Digital payments can boost urban economies, support smart cities

23rd March 2018 By: Schalk Burger - Creamer Media Senior Deputy Editor

Digital payments technology is a crucial enabler of smart cities and can provide significant benefits for consumers, businesses, governments and economies.

Changes to the way in which people and companies pay for goods and services – brought about mainly by digital technologies – present an opportunity to increase economic growth and improve the quality of life for urban dwellers, says card payment multinational Visa South Africa country manager James Simpson.

The ‘Visa Cashless Cities’ report, which focuses on digital payment levels of 100 cities in 80 countries, estimates that the potential benefit of all citizens using digital payments can be $470-billion a year generated in savings and associated benefits across the 100 cities. On average, these net benefits represent slightly more than 3% of a city’s current gross domestic product.

The study does not assume that cash will go out of use, but rather investigated a broad migration to digital payments, whereby all urban dwellers use digital payments as frequently as the wealthiest ten per cent of the urban population.

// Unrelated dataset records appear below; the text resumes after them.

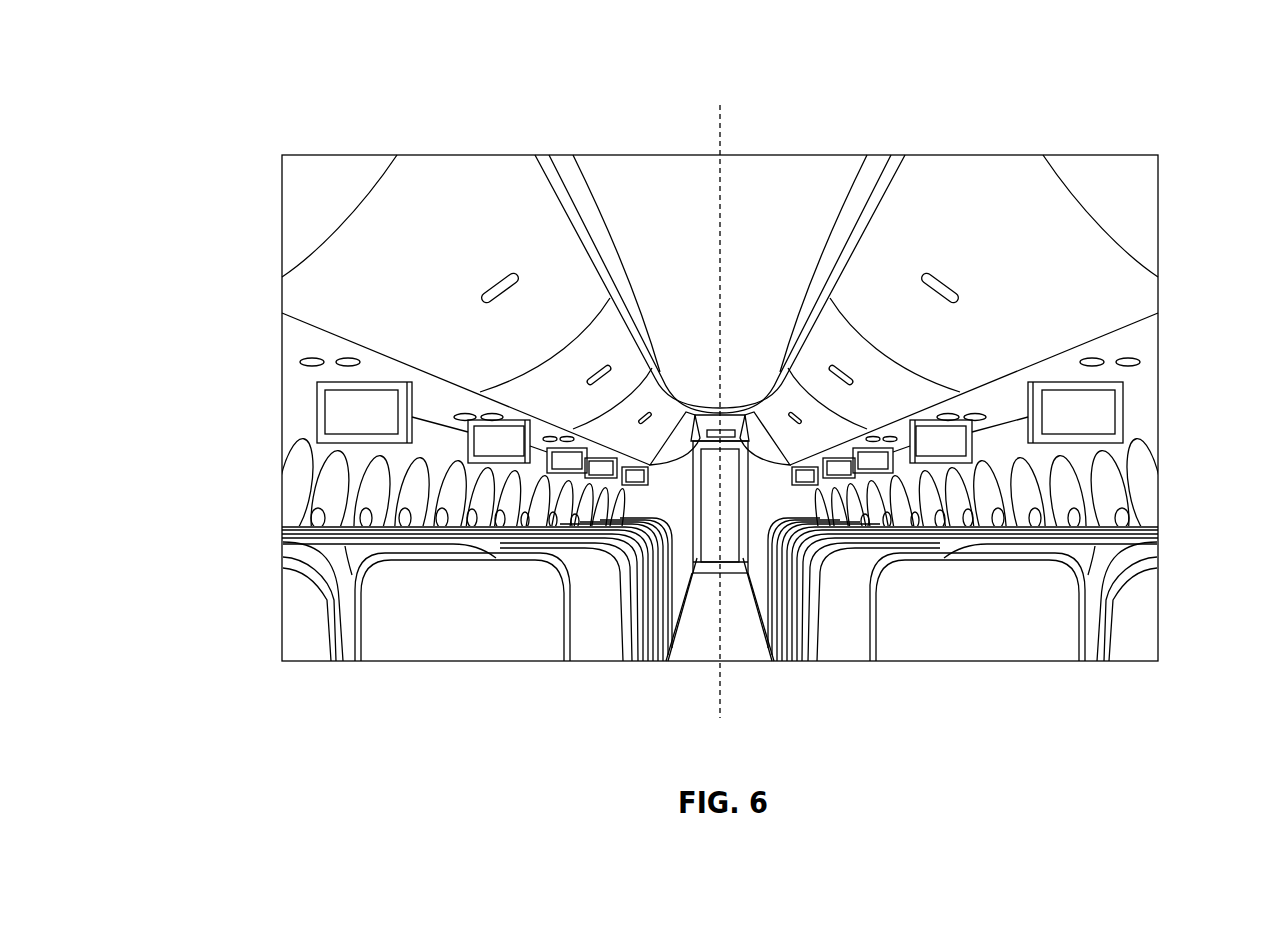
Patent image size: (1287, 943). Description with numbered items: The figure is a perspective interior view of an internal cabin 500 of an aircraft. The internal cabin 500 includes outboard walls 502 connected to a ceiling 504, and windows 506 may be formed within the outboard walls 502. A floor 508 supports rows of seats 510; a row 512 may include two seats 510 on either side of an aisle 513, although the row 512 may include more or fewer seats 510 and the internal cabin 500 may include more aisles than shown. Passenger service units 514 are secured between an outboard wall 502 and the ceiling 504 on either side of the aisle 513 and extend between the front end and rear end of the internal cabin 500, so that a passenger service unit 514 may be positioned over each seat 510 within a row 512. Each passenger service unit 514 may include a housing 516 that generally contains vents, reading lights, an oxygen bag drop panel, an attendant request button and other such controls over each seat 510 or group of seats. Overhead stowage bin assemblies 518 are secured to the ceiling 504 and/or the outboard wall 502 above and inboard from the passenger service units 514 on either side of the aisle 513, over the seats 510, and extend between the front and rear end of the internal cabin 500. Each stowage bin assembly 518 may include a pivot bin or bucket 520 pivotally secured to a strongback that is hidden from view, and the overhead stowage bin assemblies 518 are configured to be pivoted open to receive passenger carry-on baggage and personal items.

The internal cabin 500 is at (700, 392).
The outboard wall 502 is at (293, 415).
The ceiling 504 is at (780, 155).
The window 506 is at (315, 522).
The floor 508 is at (708, 643).
The seat 510 is at (458, 648).
The row 512 is at (290, 620).
The aisle 513 is at (743, 643).
The passenger service unit 514 is at (313, 368).
The housing 516 is at (293, 353).
The overhead stowage bin assembly 518 is at (393, 210).
The pivot bin 520 is at (463, 172).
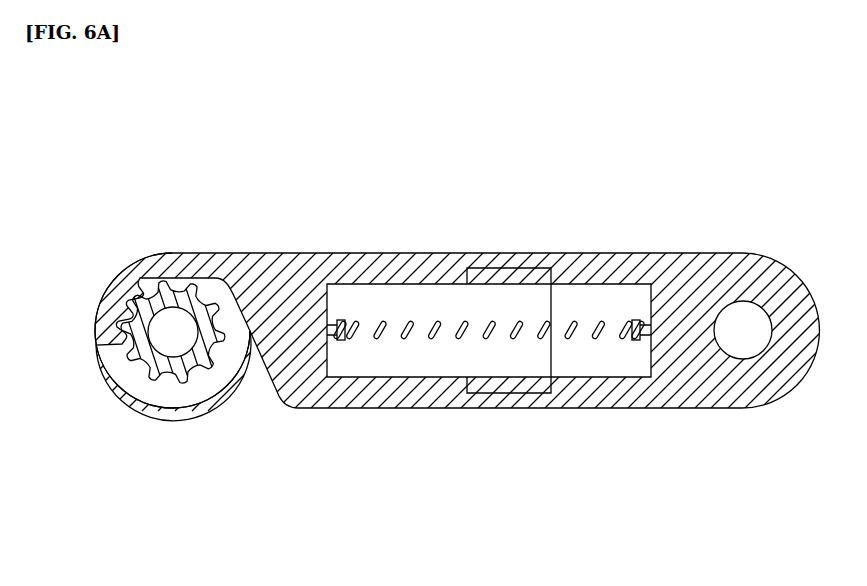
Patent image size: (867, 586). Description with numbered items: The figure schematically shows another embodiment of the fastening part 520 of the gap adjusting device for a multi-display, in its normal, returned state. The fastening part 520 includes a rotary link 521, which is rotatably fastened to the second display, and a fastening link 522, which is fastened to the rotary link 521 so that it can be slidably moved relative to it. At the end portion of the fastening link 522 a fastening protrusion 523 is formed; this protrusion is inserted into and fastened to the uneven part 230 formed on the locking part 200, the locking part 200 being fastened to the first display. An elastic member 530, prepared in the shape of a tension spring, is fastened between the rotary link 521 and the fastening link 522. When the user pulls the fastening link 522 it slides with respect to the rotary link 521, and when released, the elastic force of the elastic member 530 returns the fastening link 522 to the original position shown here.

The fastening part 520 is at (413, 240).
The rotary link 521 is at (653, 392).
The fastening link 522 is at (371, 394).
The elastic member 530 is at (461, 339).
The fastening protrusion 523 is at (123, 341).
The uneven part 230 is at (157, 384).
The locking part 200 is at (215, 410).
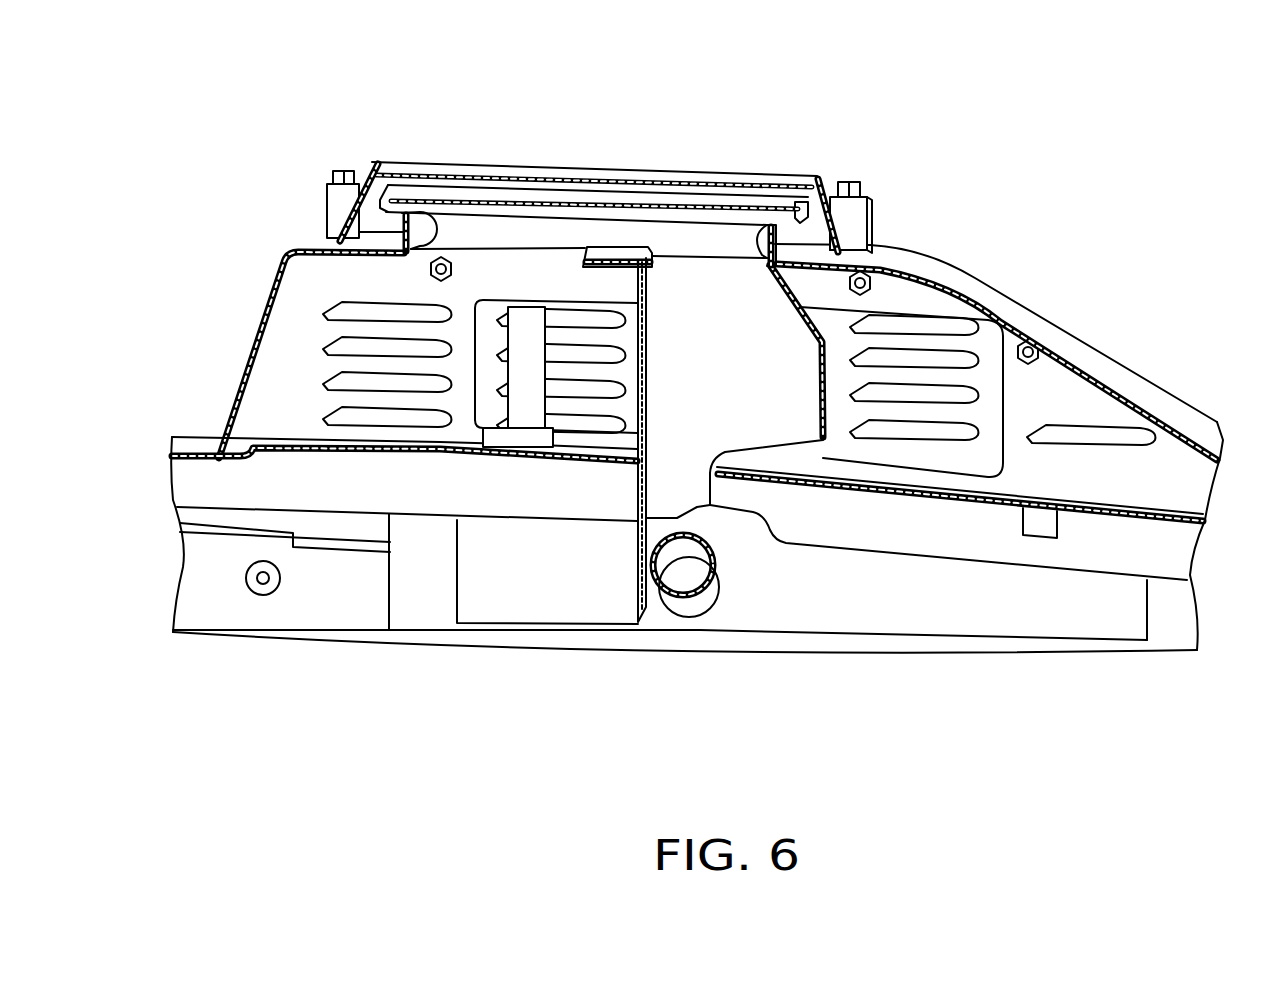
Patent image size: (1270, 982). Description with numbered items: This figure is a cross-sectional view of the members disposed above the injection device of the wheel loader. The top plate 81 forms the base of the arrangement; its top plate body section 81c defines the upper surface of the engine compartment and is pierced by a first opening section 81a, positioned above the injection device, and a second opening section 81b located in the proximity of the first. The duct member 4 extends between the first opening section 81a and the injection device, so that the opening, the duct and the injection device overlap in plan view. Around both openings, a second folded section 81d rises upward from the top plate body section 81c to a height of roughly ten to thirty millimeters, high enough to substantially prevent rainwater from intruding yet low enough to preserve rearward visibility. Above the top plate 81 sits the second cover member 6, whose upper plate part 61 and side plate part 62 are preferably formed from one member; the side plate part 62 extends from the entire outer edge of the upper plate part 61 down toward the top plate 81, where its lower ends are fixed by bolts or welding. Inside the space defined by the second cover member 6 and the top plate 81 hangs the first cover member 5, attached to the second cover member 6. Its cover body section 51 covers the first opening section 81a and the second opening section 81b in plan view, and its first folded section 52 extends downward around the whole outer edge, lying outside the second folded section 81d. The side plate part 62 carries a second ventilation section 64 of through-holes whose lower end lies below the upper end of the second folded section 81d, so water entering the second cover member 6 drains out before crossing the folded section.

The duct member 4 is at (790, 454).
The first cover member 5 is at (642, 187).
The second cover member 6 is at (541, 165).
The cover body section 51 is at (667, 197).
The first folded section 52 is at (820, 186).
The upper plate part 61 is at (568, 172).
The side plate part 62 is at (360, 168).
The second ventilation section 64 is at (866, 242).
The top plate 81 is at (1104, 347).
The first opening section 81a is at (762, 252).
The second opening section 81b is at (437, 232).
The top plate body section 81c is at (1024, 303).
The second folded section 81d is at (762, 240).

Currently, more than 80% of global economic activity takes place in cities and it is expected that cities will generate by far the most future economic growth, the report states.

Smart city initiatives and supporting policies could potentially become critical pathways for governments wanting to foster economic growth, improve safety, attract businesses and provide better services for citizens.

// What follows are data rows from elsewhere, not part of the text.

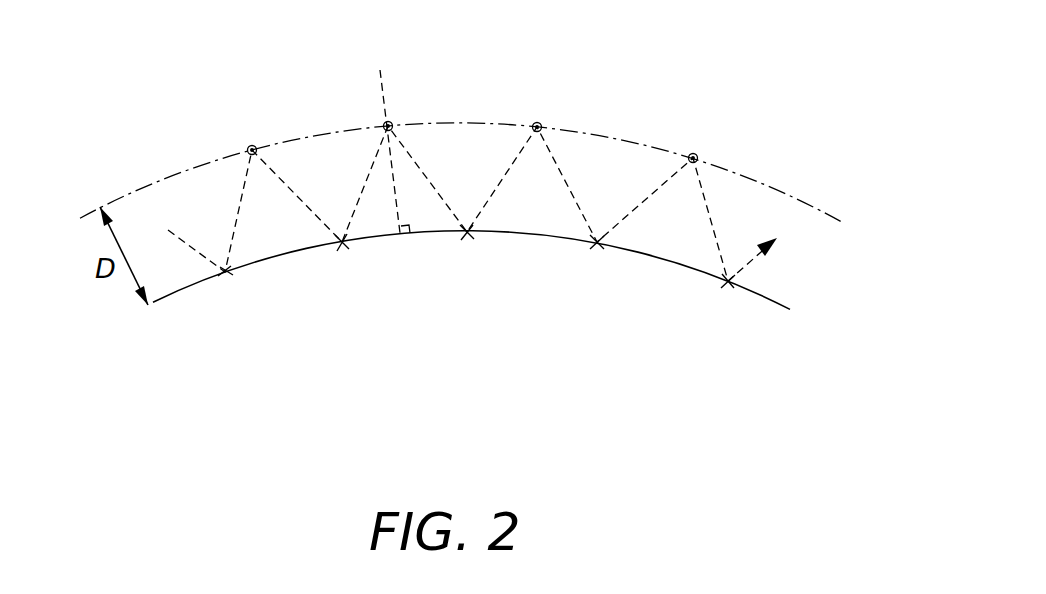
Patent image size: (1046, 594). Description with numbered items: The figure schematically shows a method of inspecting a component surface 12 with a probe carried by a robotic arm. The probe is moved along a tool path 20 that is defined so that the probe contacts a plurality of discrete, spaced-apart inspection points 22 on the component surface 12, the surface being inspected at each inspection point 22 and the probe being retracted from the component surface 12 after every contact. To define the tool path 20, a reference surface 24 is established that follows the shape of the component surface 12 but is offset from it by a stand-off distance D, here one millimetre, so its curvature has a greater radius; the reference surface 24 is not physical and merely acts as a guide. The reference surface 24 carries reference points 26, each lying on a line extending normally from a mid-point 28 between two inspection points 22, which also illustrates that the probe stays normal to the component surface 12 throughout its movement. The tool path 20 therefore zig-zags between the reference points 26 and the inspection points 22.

The component surface 12 is at (668, 262).
The tool path 20 is at (302, 198).
The inspection points 22 is at (342, 245).
The reference surface 24 is at (615, 138).
The reference points 26 is at (252, 145).
The mid-point 28 is at (400, 237).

Meanwhile, cities can rapidly migrate to digital payment systems because the enabling context is in place in the form of smart mobile phones and increasingly frequent business interactions on digital platforms and channels, adds Simpson.

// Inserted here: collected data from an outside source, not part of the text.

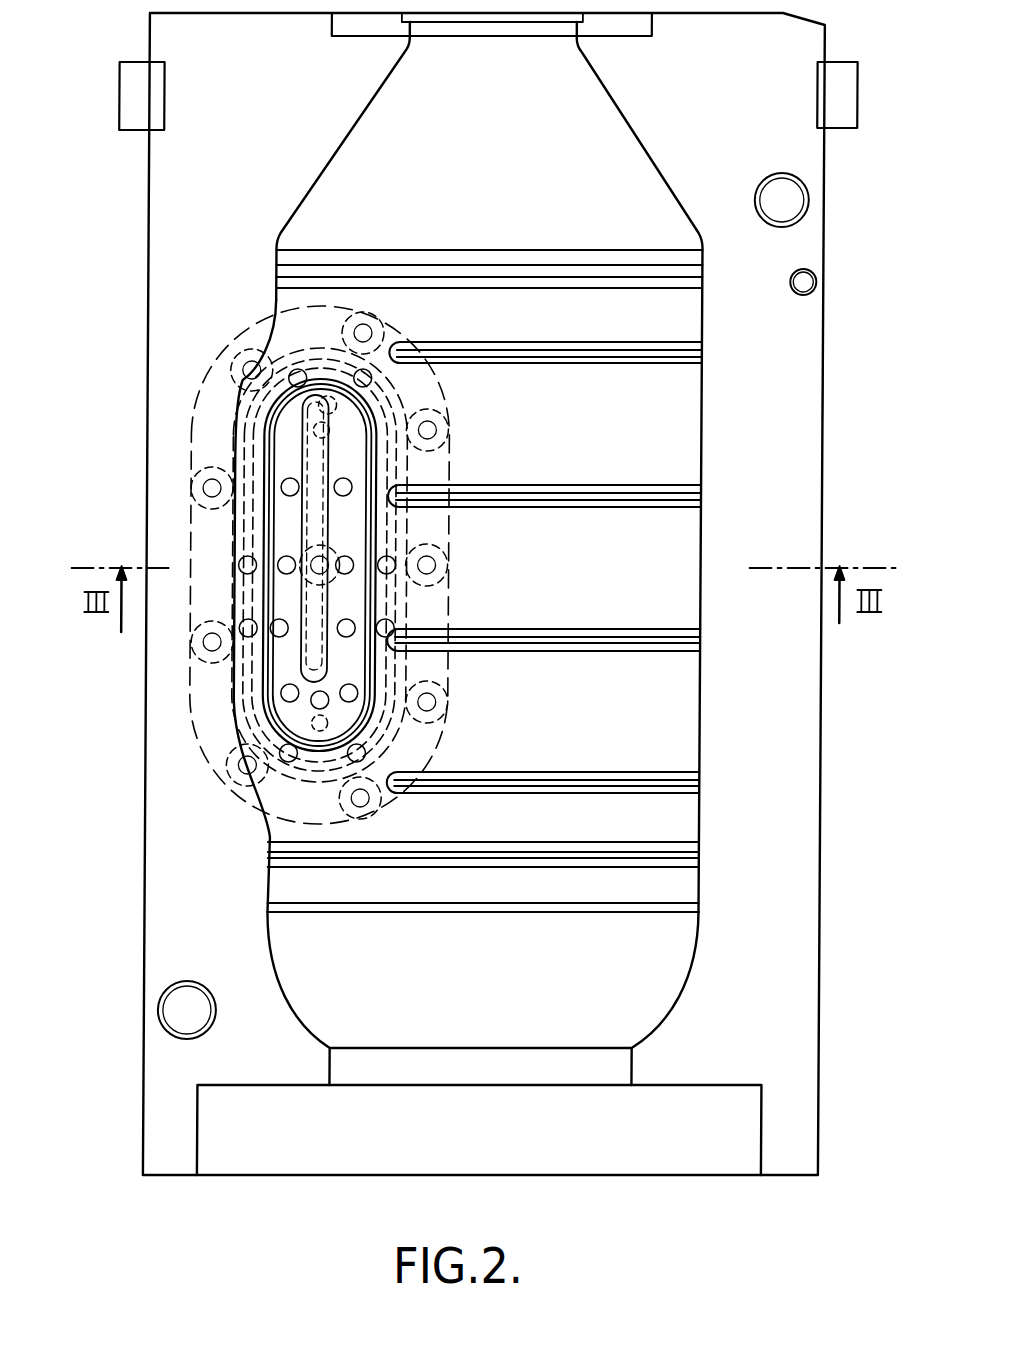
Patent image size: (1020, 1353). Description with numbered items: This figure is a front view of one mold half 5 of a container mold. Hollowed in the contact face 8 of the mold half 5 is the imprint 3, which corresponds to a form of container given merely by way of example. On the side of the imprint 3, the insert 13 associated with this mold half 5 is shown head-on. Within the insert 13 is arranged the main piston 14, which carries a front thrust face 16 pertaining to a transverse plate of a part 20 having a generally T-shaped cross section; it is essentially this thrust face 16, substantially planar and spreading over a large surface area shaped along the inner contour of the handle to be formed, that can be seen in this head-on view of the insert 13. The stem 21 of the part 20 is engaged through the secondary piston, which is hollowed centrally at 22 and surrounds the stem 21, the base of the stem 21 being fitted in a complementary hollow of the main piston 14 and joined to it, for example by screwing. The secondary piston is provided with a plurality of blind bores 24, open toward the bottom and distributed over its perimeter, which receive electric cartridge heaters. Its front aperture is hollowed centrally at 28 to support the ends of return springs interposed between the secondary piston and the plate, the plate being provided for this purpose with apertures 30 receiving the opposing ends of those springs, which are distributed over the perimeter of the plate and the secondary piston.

The imprint 3 is at (567, 441).
The mold half 5 is at (826, 453).
The contact face 8 is at (757, 403).
The insert 13 is at (275, 606).
The main piston 14 is at (265, 693).
The thrust face 16 is at (303, 527).
The part 20 is at (285, 670).
The stem 21 is at (283, 540).
The central hollow 22 is at (232, 488).
The blind bores 24 is at (380, 645).
The central hollowing of aperture 28 is at (321, 478).
The apertures 30 is at (233, 700).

The native on-board capabilities of smartphones, including near-field communications and quick-response technologies, can facilitate digital payment options in most industries and can play a key role in facilitating digital microtransactions that typically use cash because they are too low-value for common point-of-sales systems.

“Not all cash transactions will be eliminated and the intention is not to eliminate cash from the economy. However, where circumstances are conducive, digital payments can reduce the friction and costs of financial transactions,” notes Simpson.

According to the study, accepting cash and cheques costs businesses about 7 c of every dollar received, compared with 5 c for every dollar collected from digital sources.

“When combining savings with increased sales from achievable levels off digital payments use, our study projects that total net benefits to businesses across all 100 cities could amount to more than $312-billion a year.”

Average annual savings to governments in direct administrative expenditure using digital payments can amount to $710-million, while a reduction in cash-related crime could save an additional $53-million per year.

Meanwhile, the estimated potential increase in tax revenue from digital payment adoption amounts is on average $534-million per year.

However, the lack of reliable electricity infrastructure, underdeveloped Internet connectivity and low rates of computer and smart device ownership are significant barriers in moving towards a digital economy.

Broad infrastructure gaps can hinder consumer use of digital payments and the penetration of digital point-of-sale terminals in retail outlets. Similarly, limited access to digital payment products and an underdeveloped banking and payment system can also impede the use of digital payments, the report states.